Renaissance and Reformation 1500-1620_ A Biographical Dictionary

OLIVER, ISAAC

(c. 1565-1617)
Isaac Oliver, French by birth, became well known as a "limner," a painter of miniature portraits, receiving his training from the greatest of the Tudor min­iaturists, Nicholas Hilliard.* He took the art of the miniature beyond its Eliza­bethan models, making use of such Italian Renaissance techniques as chiaroscuro, but also in the process losing some of the poetry of the miniatures of Hilliard.
Born in Rouen, Isaac Oliver was a member of a French Huguenot family that had fled France for Geneva in 1557 while he was still a child, arriving in that city at the same time as the young Nicholas Hilliard, who was to become his teacher. In 1568 his father, Pierre Olivier, transferred his family to England, anglicized their name to Oliver, and settled in London, joining the large expa­triate group of European artists there.
Oliver joined the workshop of Nicholas Hilliard at the age of fourteen on an informal basis to learn the art of "limning," but unlike Hilliard, he did not receive a goldsmith's training.His apprenticeship lasted some seven years, his first signed miniatures appearing in 1587-88. His style proved to be radically different from that of his teacher, sturdy and realistic, showing some European influence, and without the stylization and symbolism so loved by the Elizabethan courtiers.

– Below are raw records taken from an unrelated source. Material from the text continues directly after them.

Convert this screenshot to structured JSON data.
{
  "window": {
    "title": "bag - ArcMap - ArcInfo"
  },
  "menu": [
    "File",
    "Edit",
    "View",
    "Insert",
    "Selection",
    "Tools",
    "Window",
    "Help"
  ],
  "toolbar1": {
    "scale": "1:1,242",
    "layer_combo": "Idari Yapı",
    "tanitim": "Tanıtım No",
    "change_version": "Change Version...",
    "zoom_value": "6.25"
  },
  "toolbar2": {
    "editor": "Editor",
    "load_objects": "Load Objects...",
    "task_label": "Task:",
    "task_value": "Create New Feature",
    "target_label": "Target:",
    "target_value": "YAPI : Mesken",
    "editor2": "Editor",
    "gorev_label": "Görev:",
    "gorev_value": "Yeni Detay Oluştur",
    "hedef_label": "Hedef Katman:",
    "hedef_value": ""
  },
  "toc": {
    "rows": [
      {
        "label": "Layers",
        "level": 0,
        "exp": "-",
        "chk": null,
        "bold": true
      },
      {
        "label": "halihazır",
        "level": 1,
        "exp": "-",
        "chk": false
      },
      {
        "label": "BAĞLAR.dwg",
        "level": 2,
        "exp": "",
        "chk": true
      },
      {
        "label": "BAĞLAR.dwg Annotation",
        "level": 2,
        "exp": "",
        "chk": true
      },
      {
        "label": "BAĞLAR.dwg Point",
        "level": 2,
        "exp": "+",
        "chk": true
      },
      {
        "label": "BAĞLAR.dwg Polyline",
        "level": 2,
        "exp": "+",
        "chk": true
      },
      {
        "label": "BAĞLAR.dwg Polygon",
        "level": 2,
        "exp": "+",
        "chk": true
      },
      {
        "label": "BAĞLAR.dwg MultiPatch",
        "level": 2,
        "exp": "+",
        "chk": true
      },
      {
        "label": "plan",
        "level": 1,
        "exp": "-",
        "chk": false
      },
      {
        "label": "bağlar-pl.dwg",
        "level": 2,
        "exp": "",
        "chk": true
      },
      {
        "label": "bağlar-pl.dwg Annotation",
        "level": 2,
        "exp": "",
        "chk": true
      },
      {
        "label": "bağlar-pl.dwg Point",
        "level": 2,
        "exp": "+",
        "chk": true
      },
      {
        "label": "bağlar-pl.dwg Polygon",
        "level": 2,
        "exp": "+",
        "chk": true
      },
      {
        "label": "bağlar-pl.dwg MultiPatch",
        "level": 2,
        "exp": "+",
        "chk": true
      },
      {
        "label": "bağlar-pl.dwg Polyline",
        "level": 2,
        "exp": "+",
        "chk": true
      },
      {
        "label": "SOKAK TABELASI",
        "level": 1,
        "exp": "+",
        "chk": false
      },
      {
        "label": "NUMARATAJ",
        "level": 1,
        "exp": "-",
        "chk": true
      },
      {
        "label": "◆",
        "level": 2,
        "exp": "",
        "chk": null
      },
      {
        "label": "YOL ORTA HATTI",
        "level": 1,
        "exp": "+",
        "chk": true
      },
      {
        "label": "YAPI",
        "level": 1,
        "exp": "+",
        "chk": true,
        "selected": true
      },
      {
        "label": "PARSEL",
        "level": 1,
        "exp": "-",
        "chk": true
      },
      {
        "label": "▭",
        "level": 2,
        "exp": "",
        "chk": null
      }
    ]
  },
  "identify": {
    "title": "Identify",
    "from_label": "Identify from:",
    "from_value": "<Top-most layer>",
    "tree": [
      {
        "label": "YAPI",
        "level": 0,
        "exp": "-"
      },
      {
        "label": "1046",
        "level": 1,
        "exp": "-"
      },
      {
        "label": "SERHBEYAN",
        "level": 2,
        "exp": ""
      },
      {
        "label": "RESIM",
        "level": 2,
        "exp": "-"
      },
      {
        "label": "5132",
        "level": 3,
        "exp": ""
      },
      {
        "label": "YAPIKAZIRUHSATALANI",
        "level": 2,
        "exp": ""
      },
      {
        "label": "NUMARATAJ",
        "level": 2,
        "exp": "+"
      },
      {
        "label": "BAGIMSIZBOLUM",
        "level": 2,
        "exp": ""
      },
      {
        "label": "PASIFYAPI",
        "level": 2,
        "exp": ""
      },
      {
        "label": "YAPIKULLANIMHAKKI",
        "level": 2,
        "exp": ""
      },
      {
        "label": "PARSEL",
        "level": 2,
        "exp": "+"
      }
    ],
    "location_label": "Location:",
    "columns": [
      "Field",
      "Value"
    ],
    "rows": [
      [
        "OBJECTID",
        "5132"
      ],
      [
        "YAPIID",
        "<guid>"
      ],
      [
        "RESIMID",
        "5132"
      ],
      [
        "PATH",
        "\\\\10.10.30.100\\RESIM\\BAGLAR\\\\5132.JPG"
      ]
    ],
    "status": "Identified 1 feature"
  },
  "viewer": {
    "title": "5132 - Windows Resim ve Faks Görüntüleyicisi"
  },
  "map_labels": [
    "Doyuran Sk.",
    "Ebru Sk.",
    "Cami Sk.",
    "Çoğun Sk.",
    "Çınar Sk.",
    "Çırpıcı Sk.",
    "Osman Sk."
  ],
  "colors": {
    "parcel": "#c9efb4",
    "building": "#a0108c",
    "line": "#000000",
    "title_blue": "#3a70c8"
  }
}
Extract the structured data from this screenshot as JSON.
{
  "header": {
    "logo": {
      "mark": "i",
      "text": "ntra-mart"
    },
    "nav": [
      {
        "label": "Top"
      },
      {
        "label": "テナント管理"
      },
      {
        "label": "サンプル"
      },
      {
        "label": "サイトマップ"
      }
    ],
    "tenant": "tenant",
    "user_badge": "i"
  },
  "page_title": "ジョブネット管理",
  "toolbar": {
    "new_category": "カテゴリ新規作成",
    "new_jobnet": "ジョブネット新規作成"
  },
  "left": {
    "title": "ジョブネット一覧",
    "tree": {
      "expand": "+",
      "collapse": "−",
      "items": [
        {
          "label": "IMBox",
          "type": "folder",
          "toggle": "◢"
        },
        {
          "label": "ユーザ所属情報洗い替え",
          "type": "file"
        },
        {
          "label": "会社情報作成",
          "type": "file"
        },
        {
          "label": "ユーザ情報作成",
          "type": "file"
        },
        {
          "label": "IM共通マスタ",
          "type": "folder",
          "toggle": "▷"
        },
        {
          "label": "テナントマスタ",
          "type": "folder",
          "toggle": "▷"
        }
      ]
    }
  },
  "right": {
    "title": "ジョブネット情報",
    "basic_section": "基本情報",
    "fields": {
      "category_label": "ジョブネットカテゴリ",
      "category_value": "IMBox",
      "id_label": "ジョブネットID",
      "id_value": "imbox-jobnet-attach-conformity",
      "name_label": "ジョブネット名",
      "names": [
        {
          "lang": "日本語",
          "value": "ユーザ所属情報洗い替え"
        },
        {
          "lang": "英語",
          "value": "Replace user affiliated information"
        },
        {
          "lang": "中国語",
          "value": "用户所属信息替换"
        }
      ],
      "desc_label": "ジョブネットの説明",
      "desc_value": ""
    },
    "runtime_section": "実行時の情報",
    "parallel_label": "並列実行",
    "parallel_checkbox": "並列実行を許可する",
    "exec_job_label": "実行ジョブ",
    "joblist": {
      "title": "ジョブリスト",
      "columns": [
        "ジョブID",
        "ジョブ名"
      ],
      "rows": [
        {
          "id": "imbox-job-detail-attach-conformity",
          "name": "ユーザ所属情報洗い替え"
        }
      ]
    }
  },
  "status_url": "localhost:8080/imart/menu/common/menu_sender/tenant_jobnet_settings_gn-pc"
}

Ushering in the new Stuart era, Oliver's first court appointment in 1605 was not to King James I,* but to his consort, Queen Anne of Denmark, a connoisseur of art, and to her son, Henry, Prince of Wales, then heir to the throne (Henry would die in 1612 before succeeding his father). This gave Oliver the sole right to paint their portraits, among them the well-known miniature of the queen dressed for a masque. Her son, Prince Henry, was also shown in a new rectan­gular form of the miniature, like a full-sized portrait but much reduced in scale. Nicholas Hilliard meanwhile continued as painter to the king until his own death in 1619; Oliver was never to succeed him in this coveted position, for he died before Hilliard in 1617.
Oliver never forgot his French Huguenot roots, living among and marrying into the French and Flemish expatriate communities in London. His second wife connected him with the prominent Flemish Gheeraerts and de Critz families, portraitists and serjeant-painters to both the Tudor and Stuart courts. Perhaps because of his closeness to the European community in London, Oliver's style showed a new realism, a European influence not present in the work of Hilliard. Together, Oliver and Hilliard brought the era of the great miniature painters of the Tudor and Stuart periods to its highest point and culmination.
Bibliography
M. Edmond, Hilliard and Oliver, 1983.